Bug 231227

Summary: xend causes a network disruption when started
Product: Red Hat Enterprise Linux 5 Reporter: Ryan McCabe <rmccabe>
Component: xenAssignee: Xen Maintainance List <xen-maint>
Status: CLOSED CANTFIX QA Contact: Virtualization Bugs <virt-bugs>
Severity: high Docs Contact:
Priority: medium    
Version: 5.0CC: berrange, bstevens, clalance, k.georgiou, minovotn, pbonzini, sct, sdake, xen-maint
Target Milestone: ---   
Target Release: ---   
Hardware: All   
OS: Linux   
Whiteboard:
Fixed In Version: Doc Type: Bug Fix
Doc Text:
Story Points: ---
Clone Of: Environment:
Last Closed: 2009-11-10 17:54:00 UTC Type: ---
Regression: --- Mount Type: ---
Documentation: --- CRM:
Verified Versions: Category: ---
oVirt Team: --- RHEL 7.3 requirements from Atomic Host:
Cloudforms Team: --- Target Upstream Version:
Embargoed:

Description Ryan McCabe 2007-03-06 21:09:19 UTC
Description of problem:

xend disrupts the network for around 4-5s when it starts up late in the boot
order, causing (at least) the Red Hat Cluster Suite to fail.

See Bug #230783 for more info specific to the problems it creates in RHCS.

How reproducible:
100%

Steps to Reproduce:
1. chkconfig xend on
2. chkconfig cman on
3. reboot
  
Actual results:

xend causes network disruption, which in turn causes cluster nodes to become
confused and cluster status to be inconsistent among nodes.

Expected results:

no network disruption

Comment 1 Stephen Tweedie 2007-03-07 17:19:02 UTC
Right, that's standard Xen behaviour --- it sets up a networking bridge
environment, and the reconfiguration of NICs during that setup is going to have
side-effects for things like clustering.

We're looking at a possible alternative networking mode for 5.1 which won't do this.

Comment 2 Red Hat Bugzilla 2007-07-25 00:40:05 UTC
change QA contact

Comment 6 Daniel Berrangé 2009-06-12 11:06:13 UTC
There is really no way to change Xen's network-bridge script that would avoid network disruption - disruption is inherant in the approach of modifying existing network interffaces.
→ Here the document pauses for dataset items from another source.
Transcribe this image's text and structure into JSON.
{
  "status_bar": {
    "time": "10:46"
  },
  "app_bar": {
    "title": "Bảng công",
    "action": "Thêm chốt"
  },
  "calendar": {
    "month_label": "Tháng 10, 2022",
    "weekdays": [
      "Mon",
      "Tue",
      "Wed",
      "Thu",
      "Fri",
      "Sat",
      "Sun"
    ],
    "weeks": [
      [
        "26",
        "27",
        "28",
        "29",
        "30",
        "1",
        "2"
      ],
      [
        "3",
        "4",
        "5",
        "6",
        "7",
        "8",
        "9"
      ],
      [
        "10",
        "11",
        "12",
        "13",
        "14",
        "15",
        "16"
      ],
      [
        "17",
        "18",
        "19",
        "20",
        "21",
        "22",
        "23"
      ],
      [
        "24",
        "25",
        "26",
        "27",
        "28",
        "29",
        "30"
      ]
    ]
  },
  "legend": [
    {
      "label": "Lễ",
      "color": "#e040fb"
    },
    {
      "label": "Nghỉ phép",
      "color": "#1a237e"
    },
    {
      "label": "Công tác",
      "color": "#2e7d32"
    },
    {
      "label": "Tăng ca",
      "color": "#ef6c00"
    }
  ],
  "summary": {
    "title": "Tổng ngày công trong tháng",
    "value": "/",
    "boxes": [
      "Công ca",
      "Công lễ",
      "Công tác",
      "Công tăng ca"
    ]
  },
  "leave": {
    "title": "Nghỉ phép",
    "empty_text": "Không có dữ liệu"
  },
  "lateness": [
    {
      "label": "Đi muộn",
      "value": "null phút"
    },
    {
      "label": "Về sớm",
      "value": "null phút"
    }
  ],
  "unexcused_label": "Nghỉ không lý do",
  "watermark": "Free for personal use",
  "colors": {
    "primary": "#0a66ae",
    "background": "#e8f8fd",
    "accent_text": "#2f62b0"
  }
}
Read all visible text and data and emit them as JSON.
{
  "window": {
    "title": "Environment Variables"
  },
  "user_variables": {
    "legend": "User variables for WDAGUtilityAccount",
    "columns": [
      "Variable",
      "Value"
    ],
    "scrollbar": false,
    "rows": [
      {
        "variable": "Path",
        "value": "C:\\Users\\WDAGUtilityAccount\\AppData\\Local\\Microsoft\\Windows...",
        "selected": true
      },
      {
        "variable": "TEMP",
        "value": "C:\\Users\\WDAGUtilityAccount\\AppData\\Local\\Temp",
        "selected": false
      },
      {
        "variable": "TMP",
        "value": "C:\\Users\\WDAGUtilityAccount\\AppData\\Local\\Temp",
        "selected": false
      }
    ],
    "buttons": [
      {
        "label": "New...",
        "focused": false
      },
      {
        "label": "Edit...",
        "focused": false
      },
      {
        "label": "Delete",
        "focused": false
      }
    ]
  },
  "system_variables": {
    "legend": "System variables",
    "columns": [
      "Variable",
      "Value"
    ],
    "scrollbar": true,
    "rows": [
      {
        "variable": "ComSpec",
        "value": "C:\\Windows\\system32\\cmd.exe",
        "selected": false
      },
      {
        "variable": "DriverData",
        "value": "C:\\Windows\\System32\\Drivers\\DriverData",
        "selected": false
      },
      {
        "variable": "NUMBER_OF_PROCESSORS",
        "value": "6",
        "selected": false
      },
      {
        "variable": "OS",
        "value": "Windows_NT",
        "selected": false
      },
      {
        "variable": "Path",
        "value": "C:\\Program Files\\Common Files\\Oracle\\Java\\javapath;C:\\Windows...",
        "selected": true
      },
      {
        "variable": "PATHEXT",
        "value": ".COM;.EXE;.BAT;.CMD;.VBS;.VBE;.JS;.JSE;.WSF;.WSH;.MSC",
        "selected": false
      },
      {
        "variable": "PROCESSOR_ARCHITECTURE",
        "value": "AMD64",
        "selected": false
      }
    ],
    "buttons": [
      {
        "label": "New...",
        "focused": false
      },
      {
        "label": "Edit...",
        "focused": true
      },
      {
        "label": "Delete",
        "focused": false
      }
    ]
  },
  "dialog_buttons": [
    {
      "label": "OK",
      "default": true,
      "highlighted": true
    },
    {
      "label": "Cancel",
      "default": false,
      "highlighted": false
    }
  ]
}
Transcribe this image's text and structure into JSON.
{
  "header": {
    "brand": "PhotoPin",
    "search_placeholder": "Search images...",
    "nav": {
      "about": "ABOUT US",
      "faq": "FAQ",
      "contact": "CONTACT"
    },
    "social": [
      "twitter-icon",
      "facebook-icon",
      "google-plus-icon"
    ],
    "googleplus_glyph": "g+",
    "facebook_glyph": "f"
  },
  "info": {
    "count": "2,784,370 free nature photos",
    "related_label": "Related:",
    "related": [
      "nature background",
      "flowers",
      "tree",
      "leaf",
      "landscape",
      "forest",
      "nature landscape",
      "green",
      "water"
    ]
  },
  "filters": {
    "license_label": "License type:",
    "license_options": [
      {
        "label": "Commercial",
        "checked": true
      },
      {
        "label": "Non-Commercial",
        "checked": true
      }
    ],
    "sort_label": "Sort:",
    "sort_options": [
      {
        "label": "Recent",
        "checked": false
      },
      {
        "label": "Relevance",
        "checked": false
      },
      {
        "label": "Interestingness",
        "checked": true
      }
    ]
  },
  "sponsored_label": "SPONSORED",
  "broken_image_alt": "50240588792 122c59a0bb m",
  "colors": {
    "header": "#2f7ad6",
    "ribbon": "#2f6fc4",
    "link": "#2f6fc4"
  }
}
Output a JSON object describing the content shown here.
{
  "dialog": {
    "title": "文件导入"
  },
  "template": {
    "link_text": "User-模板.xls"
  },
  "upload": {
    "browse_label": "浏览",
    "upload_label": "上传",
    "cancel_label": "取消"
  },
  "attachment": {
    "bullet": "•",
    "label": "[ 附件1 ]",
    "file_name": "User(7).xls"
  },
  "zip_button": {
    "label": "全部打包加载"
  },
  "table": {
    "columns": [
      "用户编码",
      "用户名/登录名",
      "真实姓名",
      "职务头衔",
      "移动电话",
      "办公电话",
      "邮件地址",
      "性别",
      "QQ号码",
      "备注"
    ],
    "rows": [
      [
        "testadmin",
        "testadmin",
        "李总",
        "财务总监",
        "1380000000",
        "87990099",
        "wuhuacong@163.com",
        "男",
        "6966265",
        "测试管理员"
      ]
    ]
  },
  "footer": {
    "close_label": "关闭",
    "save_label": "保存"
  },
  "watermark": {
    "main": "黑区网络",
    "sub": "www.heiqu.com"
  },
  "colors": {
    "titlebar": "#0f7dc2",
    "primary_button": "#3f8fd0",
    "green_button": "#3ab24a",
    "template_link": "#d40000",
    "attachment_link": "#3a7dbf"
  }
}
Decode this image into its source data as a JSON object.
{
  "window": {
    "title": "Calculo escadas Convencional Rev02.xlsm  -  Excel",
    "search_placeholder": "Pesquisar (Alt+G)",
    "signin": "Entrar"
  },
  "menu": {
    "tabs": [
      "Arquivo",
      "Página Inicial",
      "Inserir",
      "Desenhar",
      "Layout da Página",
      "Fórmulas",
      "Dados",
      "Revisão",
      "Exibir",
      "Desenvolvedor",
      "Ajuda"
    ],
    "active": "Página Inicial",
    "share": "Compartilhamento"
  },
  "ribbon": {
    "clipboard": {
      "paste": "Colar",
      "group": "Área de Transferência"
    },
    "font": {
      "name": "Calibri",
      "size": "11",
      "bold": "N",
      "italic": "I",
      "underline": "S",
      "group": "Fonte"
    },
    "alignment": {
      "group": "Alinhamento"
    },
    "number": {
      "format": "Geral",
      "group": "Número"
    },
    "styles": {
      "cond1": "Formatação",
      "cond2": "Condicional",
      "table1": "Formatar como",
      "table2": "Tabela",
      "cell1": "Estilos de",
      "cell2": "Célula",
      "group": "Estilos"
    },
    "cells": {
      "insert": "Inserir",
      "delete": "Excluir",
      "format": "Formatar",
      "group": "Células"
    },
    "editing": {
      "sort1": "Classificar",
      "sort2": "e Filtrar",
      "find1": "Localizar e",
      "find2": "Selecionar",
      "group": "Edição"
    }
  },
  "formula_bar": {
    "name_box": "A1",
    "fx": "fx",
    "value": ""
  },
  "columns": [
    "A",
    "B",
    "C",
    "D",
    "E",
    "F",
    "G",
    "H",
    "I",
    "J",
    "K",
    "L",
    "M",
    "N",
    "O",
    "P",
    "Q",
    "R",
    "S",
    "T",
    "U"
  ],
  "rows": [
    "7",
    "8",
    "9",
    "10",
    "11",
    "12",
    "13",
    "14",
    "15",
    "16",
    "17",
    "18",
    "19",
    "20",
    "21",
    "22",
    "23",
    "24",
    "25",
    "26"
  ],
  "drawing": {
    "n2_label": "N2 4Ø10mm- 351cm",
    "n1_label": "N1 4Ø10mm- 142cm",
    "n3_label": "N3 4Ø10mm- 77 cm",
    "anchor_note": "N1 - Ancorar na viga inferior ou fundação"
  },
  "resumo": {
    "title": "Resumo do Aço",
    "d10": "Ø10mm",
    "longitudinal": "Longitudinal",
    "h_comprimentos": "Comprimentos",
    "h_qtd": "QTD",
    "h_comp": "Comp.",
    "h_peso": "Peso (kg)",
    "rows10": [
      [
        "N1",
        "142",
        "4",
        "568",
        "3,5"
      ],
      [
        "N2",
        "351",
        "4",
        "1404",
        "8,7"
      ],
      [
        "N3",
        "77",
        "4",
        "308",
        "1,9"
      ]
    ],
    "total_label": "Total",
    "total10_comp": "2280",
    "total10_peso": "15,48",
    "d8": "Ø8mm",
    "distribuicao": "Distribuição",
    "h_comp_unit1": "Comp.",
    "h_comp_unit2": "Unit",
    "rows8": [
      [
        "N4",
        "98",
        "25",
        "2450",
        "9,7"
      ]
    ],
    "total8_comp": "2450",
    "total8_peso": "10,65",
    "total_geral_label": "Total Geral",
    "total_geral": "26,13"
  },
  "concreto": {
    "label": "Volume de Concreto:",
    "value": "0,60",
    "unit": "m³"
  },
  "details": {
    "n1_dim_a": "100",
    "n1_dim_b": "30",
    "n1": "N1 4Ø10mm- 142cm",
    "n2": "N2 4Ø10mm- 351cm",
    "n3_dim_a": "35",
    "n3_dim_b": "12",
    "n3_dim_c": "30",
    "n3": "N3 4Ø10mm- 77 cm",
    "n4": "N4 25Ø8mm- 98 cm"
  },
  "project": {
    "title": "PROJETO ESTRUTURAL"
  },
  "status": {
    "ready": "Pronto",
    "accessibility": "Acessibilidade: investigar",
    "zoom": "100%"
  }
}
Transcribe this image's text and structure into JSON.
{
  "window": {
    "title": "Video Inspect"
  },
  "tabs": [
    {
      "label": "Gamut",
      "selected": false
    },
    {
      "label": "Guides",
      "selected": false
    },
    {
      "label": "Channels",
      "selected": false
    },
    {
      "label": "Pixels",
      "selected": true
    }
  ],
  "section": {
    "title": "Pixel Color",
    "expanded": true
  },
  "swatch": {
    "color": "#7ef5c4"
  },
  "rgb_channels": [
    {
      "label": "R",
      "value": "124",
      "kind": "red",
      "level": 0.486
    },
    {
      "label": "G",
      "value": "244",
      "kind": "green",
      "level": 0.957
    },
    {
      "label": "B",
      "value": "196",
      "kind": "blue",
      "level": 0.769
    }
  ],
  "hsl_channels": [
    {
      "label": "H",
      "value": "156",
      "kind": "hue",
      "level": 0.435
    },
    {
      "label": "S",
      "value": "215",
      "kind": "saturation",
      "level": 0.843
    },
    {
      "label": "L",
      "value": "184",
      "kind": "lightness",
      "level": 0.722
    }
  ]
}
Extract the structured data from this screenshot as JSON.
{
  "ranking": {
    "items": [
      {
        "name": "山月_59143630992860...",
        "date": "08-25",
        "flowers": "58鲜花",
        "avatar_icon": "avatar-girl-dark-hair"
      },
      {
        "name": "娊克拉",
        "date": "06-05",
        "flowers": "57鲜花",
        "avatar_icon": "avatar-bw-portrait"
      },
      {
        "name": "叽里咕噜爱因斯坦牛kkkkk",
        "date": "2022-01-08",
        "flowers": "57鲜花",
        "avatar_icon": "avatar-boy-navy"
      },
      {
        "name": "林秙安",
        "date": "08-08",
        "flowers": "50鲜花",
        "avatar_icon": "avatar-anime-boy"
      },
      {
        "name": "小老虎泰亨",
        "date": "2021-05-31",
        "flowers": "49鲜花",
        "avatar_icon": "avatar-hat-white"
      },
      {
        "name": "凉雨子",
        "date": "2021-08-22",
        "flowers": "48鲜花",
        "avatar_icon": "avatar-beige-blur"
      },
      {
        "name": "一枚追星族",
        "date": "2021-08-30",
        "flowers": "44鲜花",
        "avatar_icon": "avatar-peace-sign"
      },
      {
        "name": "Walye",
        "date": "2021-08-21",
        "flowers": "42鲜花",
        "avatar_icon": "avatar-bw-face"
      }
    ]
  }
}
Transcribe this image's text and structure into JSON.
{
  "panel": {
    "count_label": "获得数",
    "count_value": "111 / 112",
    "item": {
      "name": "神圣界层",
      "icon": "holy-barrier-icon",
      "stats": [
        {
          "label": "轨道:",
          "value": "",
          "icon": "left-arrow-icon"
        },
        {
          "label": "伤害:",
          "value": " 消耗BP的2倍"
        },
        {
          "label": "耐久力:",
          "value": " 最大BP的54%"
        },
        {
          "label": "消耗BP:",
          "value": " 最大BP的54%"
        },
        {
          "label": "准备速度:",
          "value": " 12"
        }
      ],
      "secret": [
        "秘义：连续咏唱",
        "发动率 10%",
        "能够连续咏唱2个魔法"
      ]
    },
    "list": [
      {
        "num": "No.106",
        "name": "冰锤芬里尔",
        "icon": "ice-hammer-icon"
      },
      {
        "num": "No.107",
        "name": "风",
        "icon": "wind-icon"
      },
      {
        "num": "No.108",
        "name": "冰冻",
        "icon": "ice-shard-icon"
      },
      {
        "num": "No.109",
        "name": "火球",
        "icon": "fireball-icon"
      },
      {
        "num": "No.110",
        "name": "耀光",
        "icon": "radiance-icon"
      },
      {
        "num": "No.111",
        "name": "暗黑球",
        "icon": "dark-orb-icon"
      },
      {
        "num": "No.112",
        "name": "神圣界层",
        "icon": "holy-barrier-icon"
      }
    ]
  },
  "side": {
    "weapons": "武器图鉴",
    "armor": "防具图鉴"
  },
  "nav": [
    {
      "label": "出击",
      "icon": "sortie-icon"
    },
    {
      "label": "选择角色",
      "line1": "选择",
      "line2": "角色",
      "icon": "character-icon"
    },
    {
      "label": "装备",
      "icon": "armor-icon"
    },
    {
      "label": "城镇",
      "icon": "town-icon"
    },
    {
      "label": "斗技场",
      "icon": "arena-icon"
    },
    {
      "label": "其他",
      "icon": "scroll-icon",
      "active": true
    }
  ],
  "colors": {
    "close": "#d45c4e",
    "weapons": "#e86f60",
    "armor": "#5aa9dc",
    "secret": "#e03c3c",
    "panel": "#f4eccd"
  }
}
The only practical is to get bridging enabled right from the moment the host's network is brought online, eg to use the regular network initscripts to configure bridging.

eg So in /etc/xen/xend-config.sxp, change the network script option to

 (network-script /bin/true)

And then with your network configs setup

# cat > ifcfg-eth0 <<EOF
DEVICE=eth0
HWADDR=00:16:76:D6:C9:45
ONBOOT=yes
BRIDGE=br0
EOF

# cat > ifcfg-br0 <<EOF
DEVICE=br0
TYPE=Bridge
BOOTPROTO=dhcp
ONBOOT=yes
DELAY=0
EOF

For further info consult

http://wiki.libvirt.org/page/Networking#Fedora.2FRHEL_Bridging


At best this is a documentation problem / kbase item.

Comment 12 Daniel Berrangé 2009-11-10 17:54:00 UTC
This is no way we can fix this issue in RHEL5.x, since fixing it would require stopping all use of  XenD's  networking scripts at boot time. This would cause major a regression for existing users of RHEL5 Xen. Thus we are closing this CANTFIX, and it will remain a manual task for people deploying cluster suite to disable Xen's networking scripts and configure bridging as per comment #6.

Comment 13 Steven Dake 2009-11-10 19:20:44 UTC
Daniel,

It would be helpful if the xen team documented this in a kb article and followed through on making sure customers are aware of this design problem with xen.

regards
-steve

Comment 14 Paolo Bonzini 2010-04-08 15:46:06 UTC
This bug was closed during 5.5 development and it's being removed from the internal tracking bugs (which are now for 5.6).